Just purchased a 2008 Autotrail CHeyeene 740 Se which the graphics have been removed but has left “shadow”, would like to replace the original graphics. Any help in sourcing them. TIA


----------



## jiwawa (Jun 22, 2007)

Welcome telboy. Have otried an Autotrail dealer?


----------



## erneboy (Feb 8, 2007)

A local sign maker/graphics place working in vinyl will be able to make them up, though they might need another van to take digital photos of to do it. If your shadows are very visible they might do.

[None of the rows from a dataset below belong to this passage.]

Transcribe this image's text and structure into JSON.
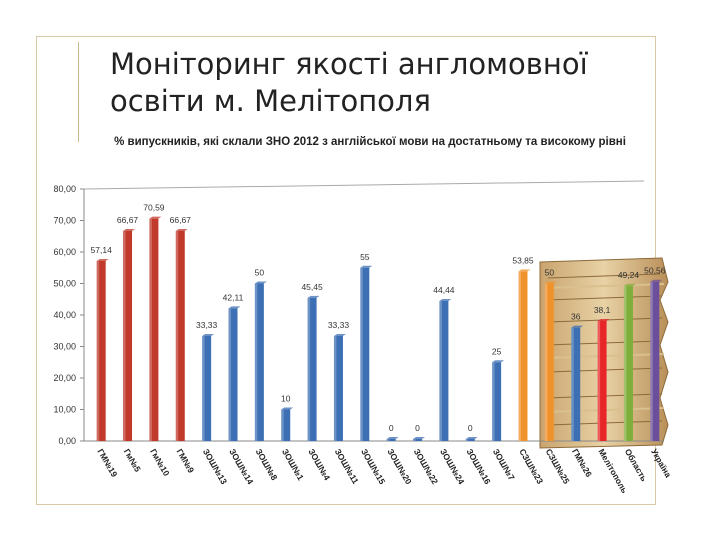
{
  "slide": {
    "title_line1": "Моніторинг якості англомовної",
    "title_line2": "освіти м. Мелітополя"
  },
  "chart_data": {
    "type": "bar",
    "title": "% випускників, які склали ЗНО 2012 з англійської мови на достатньому та високому рівні",
    "xlabel": "",
    "ylabel": "",
    "ylim": [
      0,
      80
    ],
    "yticks": [
      "0,00",
      "10,00",
      "20,00",
      "30,00",
      "40,00",
      "50,00",
      "60,00",
      "70,00",
      "80,00"
    ],
    "grid": false,
    "legend": "none",
    "categories": [
      "ГМ№19",
      "Гм№5",
      "Гм№10",
      "ГМ№9",
      "ЗОШ№13",
      "ЗОШ№14",
      "ЗОШ№8",
      "ЗОШ№1",
      "ЗОШ№4",
      "ЗОШ№11",
      "ЗОШ№15",
      "ЗОШ№20",
      "ЗОШ№22",
      "ЗОШ№24",
      "ЗОШ№16",
      "ЗОШ№7",
      "СЗШ№23",
      "СЗШ№25",
      "ГМ№26",
      "Мелітополь",
      "Область",
      "Україна"
    ],
    "values": [
      57.14,
      66.67,
      70.59,
      66.67,
      33.33,
      42.11,
      50,
      10,
      45.45,
      33.33,
      55,
      0,
      0,
      44.44,
      0,
      25,
      53.85,
      50,
      36,
      38.1,
      49.24,
      50.56
    ],
    "labels": [
      "57,14",
      "66,67",
      "70,59",
      "66,67",
      "33,33",
      "42,11",
      "50",
      "10",
      "45,45",
      "33,33",
      "55",
      "0",
      "0",
      "44,44",
      "0",
      "25",
      "53,85",
      "50",
      "36",
      "38,1",
      "49,24",
      "50,56"
    ],
    "bar_colors": [
      "#c0392b",
      "#c0392b",
      "#c0392b",
      "#c0392b",
      "#3c6fb3",
      "#3c6fb3",
      "#3c6fb3",
      "#3c6fb3",
      "#3c6fb3",
      "#3c6fb3",
      "#3c6fb3",
      "#3c6fb3",
      "#3c6fb3",
      "#3c6fb3",
      "#3c6fb3",
      "#3c6fb3",
      "#f0922b",
      "#f0922b",
      "#3c6fb3",
      "#e8262a",
      "#7fae3a",
      "#6b4f9a"
    ]
  }
}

Again if the shadows are fully visible it may be possible to use those as a template around which they put some thin tape with a sharp wire inside it. Then they cover the area with the appropriate colour of viynl/sticky backed plastic and pull the wire out thus cutting the plastic to shape. I had mine completely redone that way a couple or years ago. It was fairly expensive though.

If you could get new ones made or buy them from Autotrail, which I'd expect to be very expensive, you'd need to be pretty skilled to apply them correctly. I'd say that's not a DIY job having put plenty of very simple sign writing on trucks I can say that it's an art and easily mucked up. Though there are a few tricks to it, even so your job is complicated and probably expensive.

Many of those sign places will make complete sets of livery for machinery, tractors and that kind of stuff at a fraction of the cost of buying from a main dealer.

I believe I saw an ad. some years ago from such a company making livery for motorhomes. Maybe try Google.

Look here: https://caravanstickers.com/motorhome-stickers/autotrail-stickers

There are plenty of others.


----------